What's really annoying about this whole typing escapism thing is that it really is a form of escapism; I'm supposed to be doing something else right now. I'm supposed to be learning how to fucking make internet pages look cool and work well. I'm supposed to be making some fucking money so that I can live well, but the reason that I'm not doing it is that I can't seem to get my self motivated to do it (See, I was able to get back to the topic, unlike some others that I'm sure exist, coughrandompeopleinmybraincough).
Maybe, like typing this blog, I just sorta have to do it for a while until I really get into the internet programming stuff; it's worked before. But why can't it last a long time, man? I really really really really want to enjoy my work, and I know that my brain is capable of getting me there, but it, for one reason or another, doesn't want me to do it, and that sucks, big time! Come on, is there anything else I can say? I guess not.

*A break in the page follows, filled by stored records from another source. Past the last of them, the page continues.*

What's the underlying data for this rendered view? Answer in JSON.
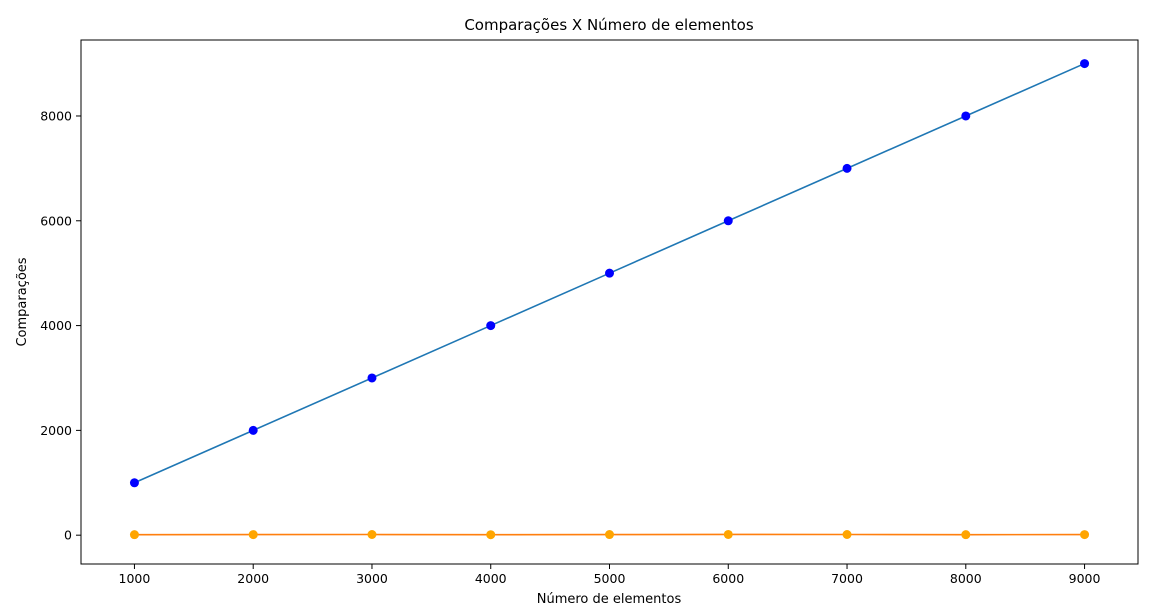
{
  "chart_data": {
    "type": "line",
    "title": "Comparações X Número de elementos",
    "xlabel": "Número de elementos",
    "ylabel": "Comparações",
    "xlim": [
      550,
      9450
    ],
    "ylim": [
      -550,
      9450
    ],
    "xticks": [
      1000,
      2000,
      3000,
      4000,
      5000,
      6000,
      7000,
      8000,
      9000
    ],
    "yticks": [
      0,
      2000,
      4000,
      6000,
      8000
    ],
    "x": [
      1000,
      2000,
      3000,
      4000,
      5000,
      6000,
      7000,
      8000,
      9000
    ],
    "grid": false,
    "legend": "none",
    "series": [
      {
        "values": [
          1000,
          2000,
          3000,
          4000,
          5000,
          6000,
          7000,
          8000,
          9000
        ],
        "line_color": "#1f77b4",
        "marker_color": "#0000ff"
      },
      {
        "values": [
          10,
          11,
          13,
          9,
          12,
          14,
          13,
          10,
          11
        ],
        "line_color": "#ff7f0e",
        "marker_color": "#ffa500"
      }
    ]
  }
}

Are you enjoying this fanciful mess of text, invisible people, who perhaps only exist within my imagination until someone real actually shows up? I hope so, 'cause I'm probably not gonna change the way. Who knows? Maybe my writing will get better as I keep doing this. Anything's possible. Maybe I'll feel better the minute I stop this blog; maybe perfect alignment of brain and will will align like a beautiful Greek painting of some sort and I'll never have to touch this blog again. I can never say with immediate accuracy what may or may not happen in the future, I can only guess in a very digitized manner that often ignores some of the most important factors, like the strength of will and all that aesthetic claptrap (oh John Cage, how awesome art thou).
Well, this is the end for now. Goodbye readers. Hope you got some form of entertainment from my hyperscribble of ravinous sketches portraying the alphabetical characters we all know and love (hey, maybe sometime soon I'll write a metaphor that actually makes sense; keep your fingers crossed)
Peace (even though I, along with a ton of the world really think the concept is boring deep within our hearts).